This issue serves as a design document and a discussion on how atomics will/should be implemented.
CUDA Background
CUDA has had atomics for basically forever in the form of a few functions like atomicAdd
, atomicCAS
, etc. See the docs on it here. It also has _system
and _block
variants of them.
This has always been the overwhelmingly popular way of doing atomic things in CUDA, and for a while it was the only way, until compute 7.x. sm_70 introduced the .sem
qualifier on the atom
PTX instruction. This allowed users to specify a specific ordering for atomic operations.

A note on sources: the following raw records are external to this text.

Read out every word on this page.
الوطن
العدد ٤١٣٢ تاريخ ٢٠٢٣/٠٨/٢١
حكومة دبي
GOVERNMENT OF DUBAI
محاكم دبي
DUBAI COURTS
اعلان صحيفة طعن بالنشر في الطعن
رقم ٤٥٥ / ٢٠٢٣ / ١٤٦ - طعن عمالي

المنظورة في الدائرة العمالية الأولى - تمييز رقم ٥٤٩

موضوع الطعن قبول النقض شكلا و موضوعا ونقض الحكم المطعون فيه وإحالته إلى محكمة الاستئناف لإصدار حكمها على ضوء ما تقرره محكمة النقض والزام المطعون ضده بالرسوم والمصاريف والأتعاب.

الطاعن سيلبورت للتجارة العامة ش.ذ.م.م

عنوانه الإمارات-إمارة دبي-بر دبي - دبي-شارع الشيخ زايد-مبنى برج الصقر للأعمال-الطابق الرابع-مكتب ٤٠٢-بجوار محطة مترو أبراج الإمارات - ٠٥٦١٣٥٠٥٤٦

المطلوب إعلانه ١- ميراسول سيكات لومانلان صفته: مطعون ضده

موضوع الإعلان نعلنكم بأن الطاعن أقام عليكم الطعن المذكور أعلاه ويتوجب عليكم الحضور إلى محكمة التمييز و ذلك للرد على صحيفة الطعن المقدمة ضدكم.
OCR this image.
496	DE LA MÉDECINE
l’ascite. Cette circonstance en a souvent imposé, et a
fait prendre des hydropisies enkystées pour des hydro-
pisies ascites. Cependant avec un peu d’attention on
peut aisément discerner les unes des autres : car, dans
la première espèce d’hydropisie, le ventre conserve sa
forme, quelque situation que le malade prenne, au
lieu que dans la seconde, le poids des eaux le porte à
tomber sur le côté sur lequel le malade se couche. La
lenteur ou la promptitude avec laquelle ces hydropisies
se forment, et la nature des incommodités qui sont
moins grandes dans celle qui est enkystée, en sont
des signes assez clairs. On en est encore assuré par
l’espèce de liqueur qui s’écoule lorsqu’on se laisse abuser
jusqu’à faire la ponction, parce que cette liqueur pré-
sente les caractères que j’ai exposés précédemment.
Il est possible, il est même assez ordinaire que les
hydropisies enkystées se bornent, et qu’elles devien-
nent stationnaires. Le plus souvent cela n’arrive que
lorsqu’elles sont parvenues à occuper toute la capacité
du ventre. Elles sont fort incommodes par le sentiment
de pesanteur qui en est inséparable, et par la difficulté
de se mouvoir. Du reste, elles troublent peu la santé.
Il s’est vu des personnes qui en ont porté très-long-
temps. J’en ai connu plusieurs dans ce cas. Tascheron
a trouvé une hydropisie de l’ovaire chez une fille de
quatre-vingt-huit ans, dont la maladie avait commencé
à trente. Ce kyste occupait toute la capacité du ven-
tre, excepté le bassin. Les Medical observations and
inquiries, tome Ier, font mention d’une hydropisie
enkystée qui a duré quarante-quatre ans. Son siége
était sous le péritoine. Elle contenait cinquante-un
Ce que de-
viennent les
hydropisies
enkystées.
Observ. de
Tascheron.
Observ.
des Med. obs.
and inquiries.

CUDA decided to implement this by replicating std::atomic
as its own thing called cuda::std::atomic
. Atomic provides a generic container for atomic operations on types such as int. It offers atomic operations with user-specified orderings.
Usage of cuda::std::atomic
Despite NVIDIA pushing for users to use atomic, it has not seen wide adoption, presumably because of the following reasons:
cuda::std::atomic
is a mess of templates and inheritance because CUDA wanted to make it compatible with the GPU, the CPU (with every compiler's weird atomic semantics), and user-defined functions. This yields weird errors and confusing dependency graphs.
- Every CUDA example, sample, docs, tutorials, course, etc uses
atomicAdd
and similar. Unless you are deeply knowledgeable about CUDA you would not switch to atomic, if you even knew it existed.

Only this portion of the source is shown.